22 dogs will get lucky on new CBS television show

Associated PressOctober 5, 2013 

— Brandon McMillan has trained as many as 10,000 dogs for television, movies, commercials, videos and people. Then he started saving dogs from animal shelters, training them and finding homes for them.

When Litton Entertainment needed a dog trainer who would rescue, train and place 22 dogs in 22 weeks for a show called “Lucky Dog” for CBS, they didn’t have to look far.

He starts each week spending several hours at a shelter, evaluating dogs. That may be the hardest part, especially given that at least 9,000 dogs and cats are euthanized each day because homes can’t be found for them.

“I can only take one out. That means I have to walk by 99 I can’t take. All 100 are very trainable, very place-able and just as smart as the next dog. Often the one I choose just comes down to one I make a connection with,” McMillan said.

McMillan, 36, used to have a show on Animal Planet called “Night,” in which he studied the nocturnal behavior of animals in the wild. He said he won’t choose dogs for the new show that can’t get along with children.

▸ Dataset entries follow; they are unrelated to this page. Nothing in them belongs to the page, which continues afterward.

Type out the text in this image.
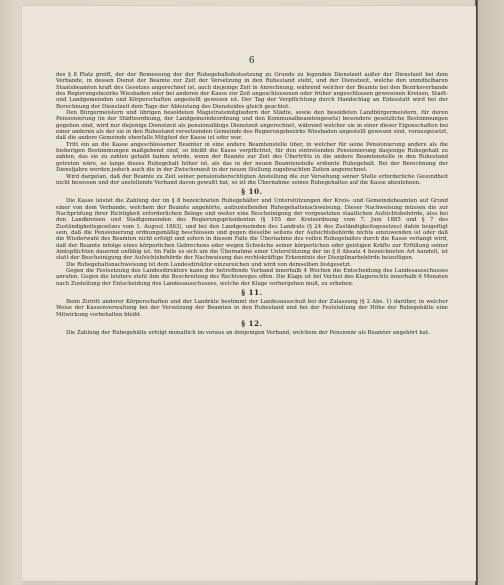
6

des § 8 Platz greift, der der Bemessung der der Ruhegehaltsfestsetzung zu Grunde zu legenden Dienstzeit außer der Dienstzeit bei dem Verbande, in dessen Dienst der Beamte zur Zeit der Versetzung in den Ruhestand steht, und der Dienstzeit, welche den unmittelbaren Staatsbeamten kraft des Gesetzes angerechnet ist, auch diejenige Zeit in Anrechnung, während welcher der Beamte bei den Bezirksverbande des Regierungsbezirks Wiesbaden oder bei anderen der Kasse zur Zeit angeschlossenen oder früher angeschlossen gewesenen Kreisen, Stadt- und Landgemeinden und Körperschaften angestellt gewesen ist. Der Tag der Verpflichtung durch Handschlag an Eidesstatt wird bei der Berechnung der Dienstzeit dem Tage der Ableistung des Diensteides gleich geachtet.

Den Bürgermeistern und übrigen besoldeten Magistratsmitgliedern der Städte, sowie den besoldeten Landbürgermeistern, für deren Pensionierung (in der Städteordnung, der Landgemeindeordnung und den Kommunalbeamtengesetz) besondere gesetzliche Bestimmungen gegeben sind, wird nur diejenige Dienstzeit als pensionsfähige Dienstzeit angerechnet, während welcher sie in einer dieser Eigenschaften bei einer anderen als der sie in den Ruhestand versetzenden Gemeinde des Regierungsbezirks Wiesbaden angestellt gewesen sind, vorausgesetzt, daß die andere Gemeinde ebenfalls Mitglied der Kasse ist oder war.

Tritt ein an die Kasse angeschlossener Beamter in eine andere Beamtenstelle über, in welcher für seine Pensionierung andere als die bisherigen Bestimmungen maßgebend sind, so bleibt die Kasse verpflichtet, für den eintretenden Pensionierung dasjenige Ruhegehalt zu zahlen, das sie zu zahlen gehabt haben würde, wenn der Beamte zur Zeit des Übertritts in die andere Beamtenstelle in den Ruhestand getreten wäre, so lange dieses Ruhegehalt höher ist, als das in der neuen Beamtenstelle erdiente Ruhegehalt. Bei der Berechnung der Dienstjahre werden jedoch auch die in der Zwischenzeit in der neuen Stellung zugebrachten Zeiten angerechnet.

Wird dargetan, daß der Beamte zu Zeit seiner pensionsberechtigten Anstellung die zur Versehung seiner Stelle erforderliche Gesundheit nicht besessen und der anstellende Verband davon gewußt hat, so ist die Übernahme seines Ruhegehaltes auf die Kasse abzulehnen.

§ 10.

Die Kasse leistet die Zahlung der im § 8 bezeichneten Ruhegehälter und Unterstützungen der Kreis- und Gemeindebeamten auf Grund einer von dem Verbande, welchem der Beamte angehörte, aufzustellenden Ruhegehaltsnachweisung. Dieser Nachweisung müssen die zur Nachprüfung ihrer Richtigkeit erforderlichen Belege und weiter eine Bescheinigung der vorgesetzten staatlichen Aufsichtsbehörde, also bei den Landkreisen und Stadtgemeinden des Regierungspräsidenten (§ 105 der Kreisordnung vom 7. Juni 1885 und § 7 des Zuständigkeitsgesetzes vom 1. August 1883), und bei den Landgemeinden des Landrats (§ 24 des Zuständigkeitsgesetzes) dahin beigefügt sein, daß die Pensionierung ordnungsmäßig beschlossen und gegen dieselbe seitens der Aufsichtsbehörde nichts einzuwenden ist oder daß die Wiederwahl des Beamten nicht erfolgt und sofern in diesem Falle die Übernahme des vollen Ruhegehaltes durch die Kasse verlangt wird, daß der Beamte infolge eines körperlichen Gebrechens oder wegen Schwäche seiner körperlichen oder geistigen Kräfte zur Erfüllung seiner Amtspflichten dauernd unfähig ist. Im Falle es sich um die Übernahme einer Unterstützung der im § 8 Absatz 4 bezeichneten Art handelt, ist statt der Bescheinigung der Aufsichtsbehörde der Nachweisung das rechtskräftige Erkenntnis der Disziplinarbehörde beizufügen.

Die Ruhegehaltsnachweisung ist dem Landesdirektor einzureichen und wird von demselben festgesetzt.

Gegen die Festsetzung des Landesdirektors kann der betreffende Verband innerhalb 4 Wochen die Entscheidung des Landesausschusses anrufen. Gegen die letztere steht ihm die Beschreitung des Rechtsweges offen. Die Klage ist bei Verlust des Klagerechts innerhalb 6 Monaten nach Zustellung der Entscheidung des Landesausschusses, welche der Klage vorhergehen muß, zu erheben.

§ 11.

Beim Zutritt anderer Körperschaften und der Landräte bestimmt der Landesausschuß bei der Zulassung (§ 2 Abs. 1) darüber, in welcher Weise der Kassenverwaltung bei der Versetzung der Beamten in den Ruhestand und bei der Feststellung der Höhe der Ruhegehälte eine Mitwirkung vorbehalten bleibt.

§ 12.

Die Zahlung der Ruhegehälte erfolgt monatlich im voraus an denjenigen Verband, welchem der Pensionär als Beamter angehört hat.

McMillan will train each dog to become proficient in seven common commands – sit, stay, down, come, off, heel and no.

“My theory of training is a lot like martial arts. You learn the technique one day and you perfect it for years to come. With the dogs, I teach them technique when I am training them. I teach the family to perfect the technique over the years to come.”

His dogs are really good at seven commands instead of being just average at 20 commands, he said. “Less is more when it comes to dog training.”

McMillan will choose the family by evaluating emails he receives at his Southern California ranch – aptly named the Lucky Dog Ranch – and checking out the house and yard where the new dog will live.

At the end of the show, the dog and family meet. McMillan spends a couple of hours training the family.

Most of the dogs chosen for the show will be under 5 years old because that’s what the families have asked for.

“Lucky Dog” is targeted to teens 13 to 16 years old, but McMillan is guessing a lot of moms will be watching.

“Lucky Dog” airs at 9:30 on Saturday mornings, followed by another Litton show called “Dr. Chris Pet Vet,” which gives viewers a chance to watch Australian veterinarian Chris Brown as he treats a wide variety of animals.

These and other Litton shows are replacing Saturday morning cartoons on CBS, a switch made in the face of increased competition, network officials said. The new shows also fulfill the network’s requirement for educational television.